For purposes of complying with section 671(a)(10) of this title, an Indian tribe, tribal organization, or tribal consortium shall establish and maintain a tribal authority or authorities which shall be responsible for establishing and maintaining tribal standards for tribal foster family homes and tribal child care institutions.
The participating Indian tribes or tribal organizations of a tribal consortium may develop and submit a single plan under section 671 of this title that meets the requirements of this section.
The requirement in section 671(a)(25) of this title that a State plan provide that the State shall have in effect procedures providing for the use of an electronic interstate case-processing system shall not apply to an Indian tribe, tribal organization, or tribal consortium that elects to operate a program under this part.

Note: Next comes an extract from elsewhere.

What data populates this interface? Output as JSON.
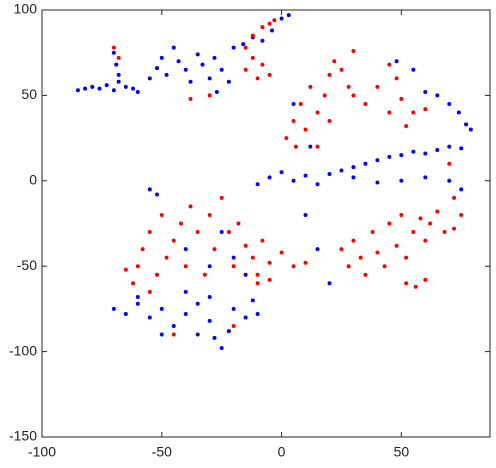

For purposes of determining the Federal medical assistance percentage applicable to an Indian tribe, a tribal organization, or a tribal consortium under paragraphs (1), (2), (5), and (6)(A) of section 674(a) of this title, the calculation of the per capita income of the Indian tribe, tribal organization, or tribal consortium shall be based upon the service population of the Indian tribe, tribal organization, or tribal consortium, except that in no case shall an Indian tribe, a tribal organization, or a tribal consortium receive less than the Federal medical assistance percentage for any State in which the tribe, organization, or consortium is located.
Before making a calculation under paragraph (1), the Secretary shall consider any information submitted by an Indian tribe, a tribal organization, or a tribal consortium that the Indian tribe, tribal organization, or tribal consortium considers relevant to making the calculation of the per capita income of the Indian tribe, tribal organization, or tribal consortium.
Any cooperative agreement or contract entered into between an Indian tribe, a tribal organization, or a tribal consortium and a State for the administration or payment of funds under this part that is in effect as of October 7, 2008, shall remain in full force and effect, subject to the right of either party to the agreement or contract to revoke or modify the agreement or contract pursuant to the terms of the agreement or contract. Nothing in this section shall be construed as affecting the authority for an Indian tribe, a tribal organization, or a tribal consortium and a State to enter into a cooperative agreement or contract for the administration or payment of funds under this part.
Except as provided in section 677(j) of this title, subsection (b) of this section shall not apply with respect to the John H. Chafee Foster Care Independence Program established under section 677 of this title (or with respect to payments made under section 674(a)(4) of this title or grants made under section 674(e) of this title).
Nothing in this section shall be construed as affecting the application of section 672(h) of this title to a child on whose behalf payments are paid under section 672 of this title, or the application of section 673(b) of this title to a child on whose behalf payments are made under section 673 of this title pursuant to an adoption assistance agreement or a kinship guardianship assistance agreement, by an Indian tribe, tribal organization, or tribal consortium that elects to operate a foster care and adoption assistance program in accordance with this section.